Per 1 januari 2010 is artikel 5d van het Uitvoeringsbesluit belastingen van rechtsverkeer ingevoerd. Daarnaast is de vrijstelling van artikel 15, eerste lid, onderdeel p, van de Wet op belastingen van rechtsverkeer afgeschaft. Het goedkeurend beleid over deze onderwerpen heeft daarmee zijn belang verloren; de daarmee samenhangende besluiten worden ingetrokken. De onderdelen 4 en 5 van dit besluit gaan in op de gevolgen hiervan.
1.1 Gebruikte begrippen en afkortingen
AWR |
Algemene wet inzake rijksbelastingen |
Monumentenrechtspersoon |
Rechtspersoon die naar het oordeel van de Minister van Financiën hoofdzakelijk de instandhouding van monumenten ten doel heeft |
Registers |
De ingevolge de Monumentenwet 1988 vastgestelde registers van beschermde monumenten |
Samenwoners |
Personen die een duurzame samenwoning beogen en een gemeenschappelijke huishouding voeren |
WBR |
Wet op belastingen van rechtsverkeer |
UBBR |
Uitvoeringsbesluit belastingen van rechtsverkeer |
2. Verdeling gemeenschap tussen samenwoners
De verkrijging bij een verdeling van een gemeenschap tussen samenwoners is onder voorwaarden vrijgesteld van overdrachtsbelasting (zie artikel 15, eerste lid, onderdeel g, van de WBR). Als voorwaarde geldt onder meer dat de gerechtigdheid tot de gemeenschap moet zijn ontstaan door een gezamenlijke verkrijging, waarbij de ene samenwoner is gerechtigd tot ten minste 40% en de andere tot ten hoogste 60%. Aan deze bandbreedte-eis moet direct bij de eerste gezamenlijke verkrijging zijn voldaan.
De vrijstelling geldt niet alleen voor de verkrijging bij een verdeling van het gezamenlijk verkregen woonhuis, maar ook voor andere gezamenlijk verkregen onroerende zaken of beperkte rechten daarop.

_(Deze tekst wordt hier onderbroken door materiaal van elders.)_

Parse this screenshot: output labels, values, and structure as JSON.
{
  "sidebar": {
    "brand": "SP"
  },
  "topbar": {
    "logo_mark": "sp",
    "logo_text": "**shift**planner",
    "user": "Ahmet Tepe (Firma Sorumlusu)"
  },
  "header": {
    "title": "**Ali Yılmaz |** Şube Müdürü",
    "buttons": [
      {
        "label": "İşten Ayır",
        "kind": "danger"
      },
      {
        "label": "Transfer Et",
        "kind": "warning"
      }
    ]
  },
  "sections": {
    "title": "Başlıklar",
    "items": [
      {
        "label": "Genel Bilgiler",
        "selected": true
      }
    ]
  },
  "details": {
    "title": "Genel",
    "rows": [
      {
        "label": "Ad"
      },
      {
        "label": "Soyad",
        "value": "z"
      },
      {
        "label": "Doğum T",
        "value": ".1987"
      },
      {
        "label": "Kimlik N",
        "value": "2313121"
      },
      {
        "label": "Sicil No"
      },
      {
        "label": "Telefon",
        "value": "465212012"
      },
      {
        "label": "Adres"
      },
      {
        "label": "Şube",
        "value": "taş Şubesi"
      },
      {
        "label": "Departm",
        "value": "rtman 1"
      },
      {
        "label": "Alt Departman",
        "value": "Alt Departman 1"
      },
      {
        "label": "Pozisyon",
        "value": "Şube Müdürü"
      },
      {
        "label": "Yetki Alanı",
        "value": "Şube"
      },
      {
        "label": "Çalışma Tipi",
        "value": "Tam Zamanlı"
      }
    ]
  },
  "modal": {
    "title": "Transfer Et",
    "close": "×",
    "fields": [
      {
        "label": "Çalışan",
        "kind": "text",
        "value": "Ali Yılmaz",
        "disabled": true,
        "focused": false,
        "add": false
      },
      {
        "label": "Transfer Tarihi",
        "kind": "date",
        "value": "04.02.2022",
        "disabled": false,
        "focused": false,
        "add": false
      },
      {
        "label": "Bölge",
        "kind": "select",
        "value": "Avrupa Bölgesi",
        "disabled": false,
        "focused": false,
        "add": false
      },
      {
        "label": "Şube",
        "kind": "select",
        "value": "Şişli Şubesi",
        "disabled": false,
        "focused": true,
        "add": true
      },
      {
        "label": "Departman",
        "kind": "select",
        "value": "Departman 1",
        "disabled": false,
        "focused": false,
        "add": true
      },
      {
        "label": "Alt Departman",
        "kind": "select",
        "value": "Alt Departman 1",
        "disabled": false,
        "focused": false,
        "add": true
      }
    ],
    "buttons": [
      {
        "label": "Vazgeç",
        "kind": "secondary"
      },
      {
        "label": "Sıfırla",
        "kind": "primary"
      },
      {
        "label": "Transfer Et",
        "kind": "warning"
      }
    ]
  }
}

Het feit dat meer dan twee samenwoners in de onroerende zaak zijn gerechtigd, is geen belemmering voor de toepassing van de vrijstelling.
Voorbeeld
A, B en C zijn vanaf de aanvang samenwoners. A en B zijn elk voor 40% gerechtigd tot de woning en C voor 20%. Bij het verbreken van de samenwoning delen B en C hun aandeel toe aan A. De verkrijging door A van het aandeel van B valt onder de vrijstelling. Immers zowel A als B voldeed bij aanvang van de samenwoning aan de bandbreedte-eis van 40%-60%. Over het aandeel dat A van C verkrijgt is wel overdrachtsbelasting verschuldigd.
2.1 Tijdstip van gezamenlijke verkrijging
De vrijstelling geldt uitsluitend voor de verkrijging bij verdeling van onroerende zaken die tijdens de samenwoning gezamenlijk zijn verkregen. Het is mogelijk dat een onroerende zaak of beperkt recht daarop wordt verkregen in het zicht van de samenwoning. Ik acht het niet altijd gewenst dat in die situatie overdrachtsbelasting wordt geheven. Daarom keur ik het volgende goed.
Goedkeuring
Ik keur met toepassing van artikel 63 van de AWR goed dat de vrijstelling ook geldt voor de verkrijging bij verdeling van onroerende zaken of beperkte rechten daarop, die verkregen zijn in het zicht van de samenwoning.
Voorwaarden
Voor deze goedkeuring gelden de volgende drie voorwaarden:
- De onroerende zaak of het beperkte recht daarop is door de latere samenwoners uiterlijk één jaar voor aanvang van de samenwoning gezamenlijk verkregen.
- De samenwoning is daadwerkelijk tot stand gekomen.
- Aan de overige vereisten van de vrijstelling is voldaan.
Aan het bovenstaande voeg ik het volgende toe. Als een woning in aanbouw wordt verkregen geldt de in de eerste voorwaarde genoemde termijn van uiterlijk één jaar niet, mits de woning na oplevering hoofdverblijf van de samenwoners is geworden.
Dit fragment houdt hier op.